The State Department has ended funds to track down the thousands of Ukrainian children accused of Russia, and American officials or contractors may have deleted a database containing information about them, according to a letter US lawmakers are due to send Wednesday to the Secretary of State.
Yale School of Public Health's aided children's work was frozen in late January when President Trump suspends almost all foreign aid spending and signs an executive order. Since then, Secretary of State Marco Rubio and his subordinate staff, Pete Marrocco, have ended most of the foreign aid agreements, including those from Yale Labs.
A congressional letter hosted by Ohio Democratic leader Greg Lansman said: “The freeze on foreign aid is at stake and may ultimately eliminate Ukrainian information support on this aspect.”
The State Department and Yale Center “preserved evidence of a child adducted from Ukraine, which was obtained by the New York Times,” the letter said. Europol is the European Union's leading law enforcement agency.
“There's a reason to believe that data from the repository is permanently deleted.” “If that's the case, this will have devastating consequences. Please update us with the status of the data from the evidence repository.”
Those familiar with Yale Center's work said the details of the letter were accurate.
The Yale Institute was one of several recipients who received $26 million in parliamentary funding over three years through the State Department to track down war crimes committed by Russian troops in Ukraine. The work began in 2022 under a program called the Conflict Observatory.
The lab studied the accused children and the “filtration sites” that they and others were taken to in Russian-occupied Ukraine. Researchers used open source information and commercial satellite imagery.
Yale researchers were compiling a database called Caesar, allowing the State Department to share information about the accused children with Europol and the International Criminal Court.
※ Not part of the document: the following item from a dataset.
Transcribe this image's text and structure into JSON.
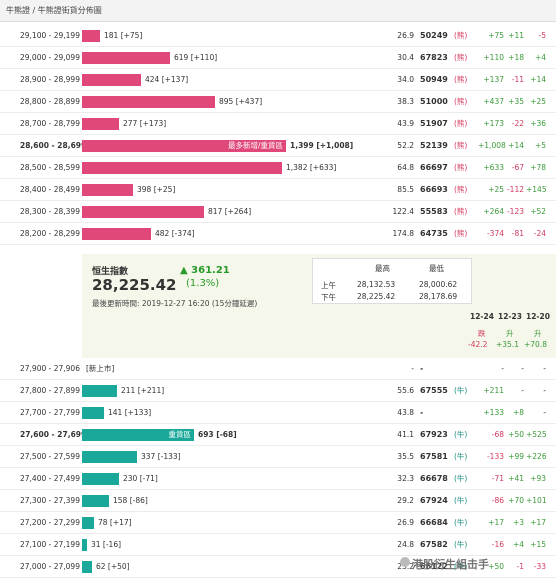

In 2022, after Russia launched a full-scale invasion of Ukraine, President Joseph R. Biden Jr. accused the Russians of committing “genocide.”
Ukrainian officials say Russia has accused 20,000 children from Ukraine. Yale researchers said in a previous report they tracked 30,000 children to sites outside of Ukraine. They put in their database information about 6,000 children brought to Russia, and 6,000 children that over 2,400 took to Belarus. The database provides detailed information about 314 tempted children in Russia. Their names and photos, and 20-30 pages of related documents for each child.
Some of the findings have been previously disclosed in a public report from Yale. The Centre also provided information about the children to the Ukrainian government.
The main contractor for the State Department project is Miter Corporation, a nonprofit organization that works primarily for the US government, including the Intelligence Reporting Agency. Yale Lab had a contract under it.
The State Department did not reply to requests for comment on the status of the project and database. Miter Corporation also did not reply.
In July 2023, Russian officials said Russia had brought 700,000 children to Russia from Ukraine's conflict zone.
Yale researchers have not been able to work on the project since the funding freeze began in late January. Yale researchers lost access to satellite images when the US government halted aid and sharing information with Ukraine after the Ukrainian president took over as president of Ukraine after the Ukrainian president beret Volodymie Zelensky on February 28th at the White House.
The Trump administration resumed intelligence sharing and arms aid following a Saudi Arabia meeting between us and Ukrainian officials this month. However, Yale researchers still have no access to satellite images.
Trump is trying to work with Russian President Vladimir V. Putin, and the two spoke on the phone on Tuesday. Trump said he wanted to arrange a 30-day ceasefire in Ukraine, but Ukrainians agreed, but Putin said he would only temporarily stop the strike with energy infrastructure.
Details of the contract by the State Department for a contract regarding the potential investigation of Russian war crimes in Ukraine have been previously reported by the British news site, IPAper, the New Republic.